Hence an email program which routinely runs attachments received in
emails. For a long time, it was not possible to stop Outlook/Outlook
Express running attachments automatically. The preview pane meant that
it was not even necessary to explicitly look at an email. This behaviour
went on long after it became glaringly obvious that it was a stupid
idea. The question is, why was it *ever* considered anything other than
a stupid idea? Even after it had been 'stopped', it was possible to
include an executable in an email and tell Outlook that it was a
harmless audio file. Outlook would swallow this and pass it to Windows.
Windows would assume Outlook knew what it was doing, and run the file. I
kid you not.

Linux descends from Unix, which came into being as a network operating
system.
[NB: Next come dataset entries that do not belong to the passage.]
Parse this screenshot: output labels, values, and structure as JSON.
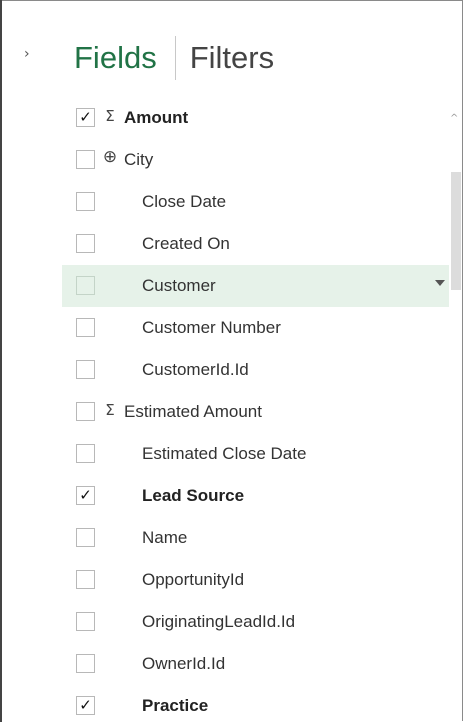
{
  "panel": {
    "tabs": {
      "fields": "Fields",
      "filters": "Filters"
    },
    "collapse_glyph": "›"
  },
  "fields": [
    {
      "label": "Amount",
      "checked": true,
      "type_icon": "Σ",
      "bold": true
    },
    {
      "label": "City",
      "checked": false,
      "type_icon": "⊕",
      "bold": false
    },
    {
      "label": "Close Date",
      "checked": false,
      "type_icon": "",
      "bold": false
    },
    {
      "label": "Created On",
      "checked": false,
      "type_icon": "",
      "bold": false
    },
    {
      "label": "Customer",
      "checked": false,
      "type_icon": "",
      "bold": false,
      "selected": true
    },
    {
      "label": "Customer Number",
      "checked": false,
      "type_icon": "",
      "bold": false
    },
    {
      "label": "CustomerId.Id",
      "checked": false,
      "type_icon": "",
      "bold": false
    },
    {
      "label": "Estimated Amount",
      "checked": false,
      "type_icon": "Σ",
      "bold": false
    },
    {
      "label": "Estimated Close Date",
      "checked": false,
      "type_icon": "",
      "bold": false
    },
    {
      "label": "Lead Source",
      "checked": true,
      "type_icon": "",
      "bold": true
    },
    {
      "label": "Name",
      "checked": false,
      "type_icon": "",
      "bold": false
    },
    {
      "label": "OpportunityId",
      "checked": false,
      "type_icon": "",
      "bold": false
    },
    {
      "label": "OriginatingLeadId.Id",
      "checked": false,
      "type_icon": "",
      "bold": false
    },
    {
      "label": "OwnerId.Id",
      "checked": false,
      "type_icon": "",
      "bold": false
    },
    {
      "label": "Practice",
      "checked": true,
      "type_icon": "",
      "bold": true
    }
  ],
  "colors": {
    "accent": "#217346",
    "selected_row": "#e6f2e9"
  },
  "scrollbar": {
    "up_glyph": "^"
  }
}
Network administrators were basically there to stop users
('lusers') doing stupid things, and Unix was designed with that purpose
strongly in mind. Microsoft needs to regularly sell new software with
new bells and whistles, *to schedule, not when it's ready*, and its job
is done once the computer manufacturer has pre-installed Windows.
Neither offers any warranty, but which approach would you objectively
expect to result in better security?

Remember with viruses, it's not just the number of infections that
matter, it's the rate of spread. If the common cold was likely to infect
less than one other person during the course of the disease, it would
not simply be extinct, it would never have evolved. Linux viruses exist,
bugs in Linux program exist, but if an infected installation is unlikely
to manage to infect another, the infection doesn't spread. There are
still machines infected with the Swen virus (though Demon finally seems
to have figured out how to spot the emails), but it will never again
spread because most machines are now immune.

It's not *just* the variation in Linux installations, not *just* that
few people run as root, not *just* that nobody has yet been stupid
enough to write a mail client like Outlook. Each of these things keeps
the loop gain well below unity, and it would take major changes in all
of them to make Linux viruses a problem. Immunity to such viruses simply
requires the user to get one of them right.